The rest of the day was fairly uneventful other than some delicious Taco Tony's in Leamington with Steve, Lindsay and Jeremy! I did get out for a few hours after lunch but its tough this time of year when the sun sets by 5:00 PM. The weirdest bird was an adult Little Gull flying over some tilled fields with a group of 30 Bonaparte's Gulls north of the park. Not a species I usually associated with the "Onion Fields".

November 9, 2014

On my final morning the temperature was a bit warmer, the winds a touch lighter, and the sunrise significantly more vibrant. Not a bad view out of my hotel room (a.k.a. my car's window). I used a cheap HDR program for my iPhone and I think it over saturated the colors a little bit.

sunrise near Hillman Marsh

I met up with Ken Burrell at the Point Pelee tip as he had the morning to kill in the park due to the ferry service canceling his boat to Pelee Island. Steve Pike eventually arrived on the scene and Kevin McLaughlin was also present; his last day in the Pelee circle after birding here for the past week. A formidable crew of birders!

Certainly the highlight of the morning was an unexpected adult Pacific Loon that magically appeared in my scope as I was scanning a close group of Red-breasted Mergansers and Common Loons that were feeding heavily on a school of fish. The Pacific Loon was still in mostly alternate plumage with bold white spots on the back and a silvery nape that really stuck out. It lacked the black throat of a bird fully in breeding plumage, however.

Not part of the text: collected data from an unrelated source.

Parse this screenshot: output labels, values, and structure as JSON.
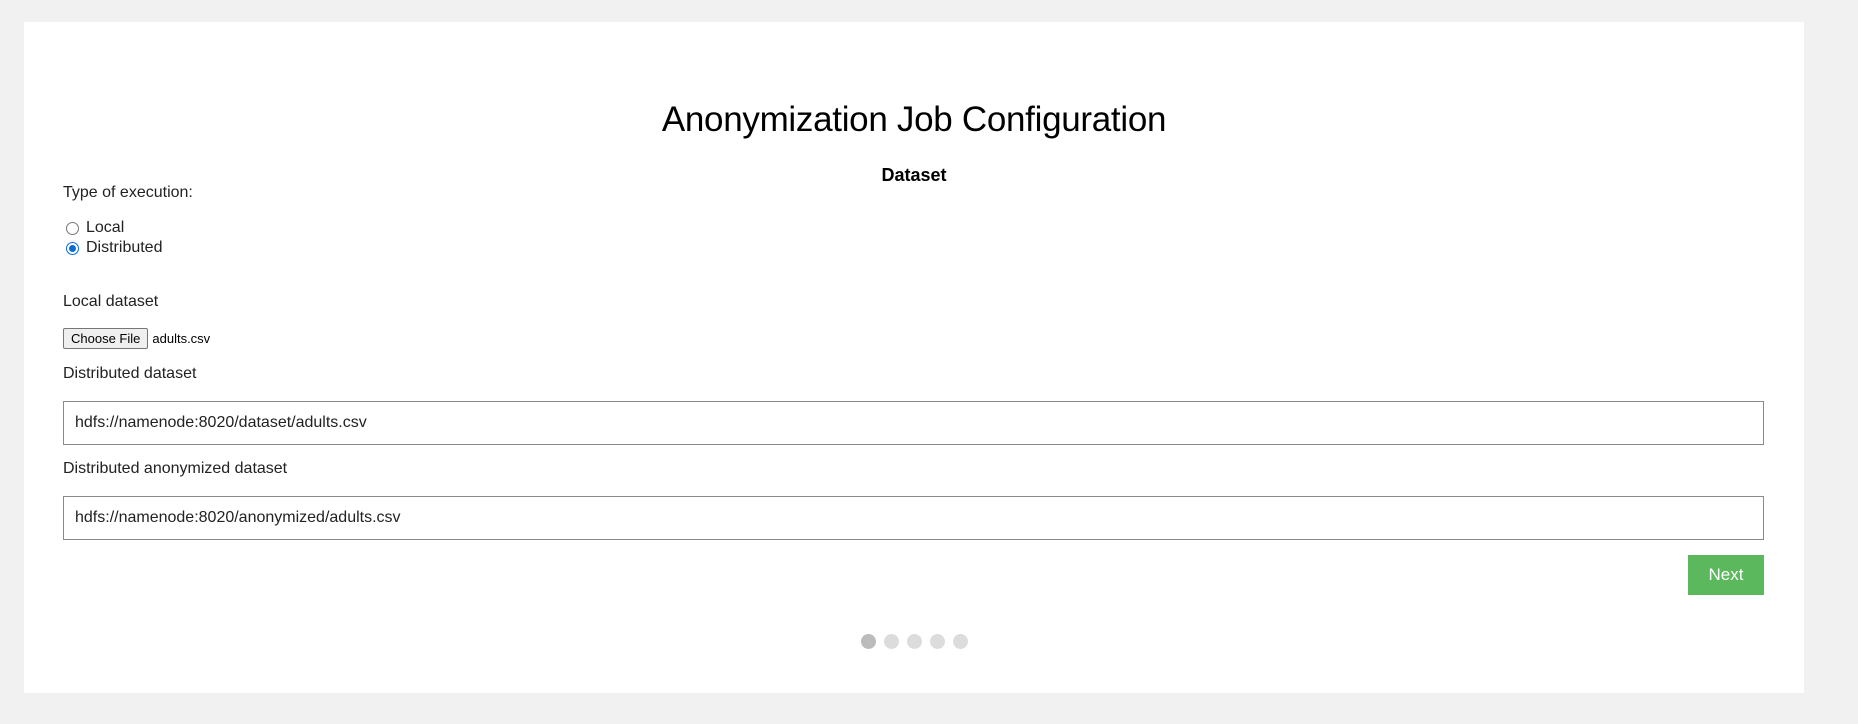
{
  "page": {
    "title": "Anonymization Job Configuration",
    "subtitle": "Dataset"
  },
  "execution": {
    "label": "Type of execution:",
    "options": [
      {
        "label": "Local",
        "checked": false
      },
      {
        "label": "Distributed",
        "checked": true
      }
    ]
  },
  "local_dataset": {
    "label": "Local dataset",
    "button_label": "Choose File",
    "file_name": "adults.csv"
  },
  "distributed_dataset": {
    "label": "Distributed dataset",
    "value": "hdfs://namenode:8020/dataset/adults.csv"
  },
  "distributed_anonymized_dataset": {
    "label": "Distributed anonymized dataset",
    "value": "hdfs://namenode:8020/anonymized/adults.csv"
  },
  "next_button": "Next",
  "steps": {
    "total": 5,
    "current": 1
  },
  "colors": {
    "background": "#f1f1f1",
    "card": "#ffffff",
    "next_button": "#5cb85c",
    "radio_accent": "#0a6cd6",
    "step_active": "#bbbbbb",
    "step_inactive": "#dcdcdc"
  }
}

Eventually Steve, Ken and Kevin all got on the bird as it quickly made its way north with the mergansers, diving frequently, until it was out of sight. This was a gratifying find but not completely surprising, given that loons were streaming by all morning.  It sure seems like it has been a "banner year" for Pacific Loons in southern Ontario this autumn. Personally I have seen five individuals - three at Lake Simcoe and now two at Point Pelee (plus another one at Pelee earlier this spring). There have been a few other Pacific Loons reported elsewhere in the province as well. Most years see three to five records throughout the south of the province - this year has had close to 10!

Other highlights during our morning lakewatch included two more Eared Grebes that were both spotted by Ken - one was flying south with some Horned Grebes, and another appeared in the merganser and loon feeding frenzy as we were trying to relocate the Pacific Loon. We also saw several Red-throated Loons, 81 Tundra Swans in several flocks, 18 duck species including a Canvasback, all three mergansers and scoters, and 3 Long-tailed Ducks. A "small crow" flew by a couple of times first thing in the morning. It stayed clear from the big flock of American Crows that roamed up and down the peninsula and certainly seemed Fish Crow-y. Unfortunately it didn't feel like speaking which would have cleared up its identity!

I headed home shortly after. It had been another excellent weekend of birding in the Point Pelee area with good friends!

1 comment:

  1. Glad Tony's is still open! I heard it shut down because Tony was in the cartel and/or involved with human trafficking!!!